We’ll go over our starting net worth, projected expenses every month, and long term funding plan.






Starting Point

Initial Net Worth as of 3/2021

$2.2 million

Invested assets

$1.6 million (Net Worth Minus Home and College Fund)



Rough Breakdown

Rental Property $234,000 10.6%
Primary Residence $396,000 17.9%
Retirement $1,271,856 57.5%
Taxable $230,066 10.4%
HSA $22,068 1.0%
529 $56,422 2.6%

Note: Our “college fund” includes more than the 529 accounts. It’s basically the current in-state tuition at Rutgers University multiplied by 2 (not including room and board), along with what I expect to pay for the remainder of my masters program. 

Monthly Spending/Income

Monthly Spending Projections

Primary Residence – Property Tax+Assoc. Fees $972
Rental – Property Tax+Assoc. Fees $936
Internet $56
Cell Phone $82
Gas + Electric $160
Water/Sewer $40
Food (Groceries) $1000
Food (Eating Out) $600
Gas (driving) $200
Car Insurance $240
Life/Home/Umbrella Insurance $213
Health Insurance [WAS $690; NOW:$300] $300
Misc/Buffer $600
Total Monthly Expenses $5,440

Monthly Side Income Projections

Hobby Website Minus Taxes $263
Rental Income Minus Taxes $1,401
Total Monthly Income $1,663

We expect that we’d need $5,440 $1,663 = $3,777 per month.

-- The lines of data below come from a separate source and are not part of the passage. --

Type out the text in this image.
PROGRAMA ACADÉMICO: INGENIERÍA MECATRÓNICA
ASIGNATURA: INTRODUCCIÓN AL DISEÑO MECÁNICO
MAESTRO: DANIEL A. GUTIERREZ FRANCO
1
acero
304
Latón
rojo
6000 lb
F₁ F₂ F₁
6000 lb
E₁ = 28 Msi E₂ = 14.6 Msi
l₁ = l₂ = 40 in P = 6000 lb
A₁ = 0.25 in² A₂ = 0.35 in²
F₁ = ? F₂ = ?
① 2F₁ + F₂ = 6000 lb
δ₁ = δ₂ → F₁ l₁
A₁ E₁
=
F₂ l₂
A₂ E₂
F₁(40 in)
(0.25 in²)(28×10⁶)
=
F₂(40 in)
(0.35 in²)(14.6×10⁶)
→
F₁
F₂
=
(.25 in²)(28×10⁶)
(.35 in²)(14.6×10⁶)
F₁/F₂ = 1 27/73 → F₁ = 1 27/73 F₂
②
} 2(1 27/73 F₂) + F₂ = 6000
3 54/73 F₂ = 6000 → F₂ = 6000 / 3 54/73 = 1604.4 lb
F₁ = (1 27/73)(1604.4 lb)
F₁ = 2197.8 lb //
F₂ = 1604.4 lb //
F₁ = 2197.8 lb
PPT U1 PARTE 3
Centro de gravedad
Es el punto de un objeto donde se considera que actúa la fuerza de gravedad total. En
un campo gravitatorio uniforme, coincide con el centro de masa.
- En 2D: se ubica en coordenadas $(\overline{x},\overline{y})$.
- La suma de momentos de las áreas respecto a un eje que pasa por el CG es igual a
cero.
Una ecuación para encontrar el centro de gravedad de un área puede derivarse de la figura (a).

Annually, that’d be $3,777 x 12 = $45,325.






Withdrawal Rate

Annual Withdrawal Amount Annual Withdrawal Rate
$64,000 4.00%
$60,000 3.75%
$56,000 3.50%
$52,000 [Initial Expectation] 3.25%
$48,000 [Current Expectation] 3.00%

Based on our projected spending and earnings in retirement, we estimate our initial withdrawal rate to be under 3%.

Funding Plan

Because most of our assets are in our tax-sheltered retirement accounts (401k, Roth IRA, 403b, 457b, etc.), we plan to use a Roth Conversion Ladder to fund our retirement. Every year we’ll convert one year’s worth of spending from our retirement accounts (most likely starting with our 401k’s) to our Roth IRA. In doing so, we’ll pay taxes on the conversion itself, but we’ll avoid the early 10% withdrawal penalty by delaying our withdrawal until 5 years later.

Our first year doing this may not be until 2022. In 2021, Mr. FireDesired had earned some income before submitting his resignation. Also, he may pick up some contract work to supplement our income during this transition year.  If it covers all of our expenses, we won’t need to start the conversion ladder until after 2021. 

Once we do start the conversion ladder, we expect to initially withdraw less than 3.00% or $48,000.  

With this ladder in mind, we saved about 5 years worth of expenses in our taxable accounts to hold us over until we can withdraw from our Roth ladder. And, we should be able to make up for any shortcomings by withdrawing from the Roth IRA accounts that we’ve already been contributing to over the years.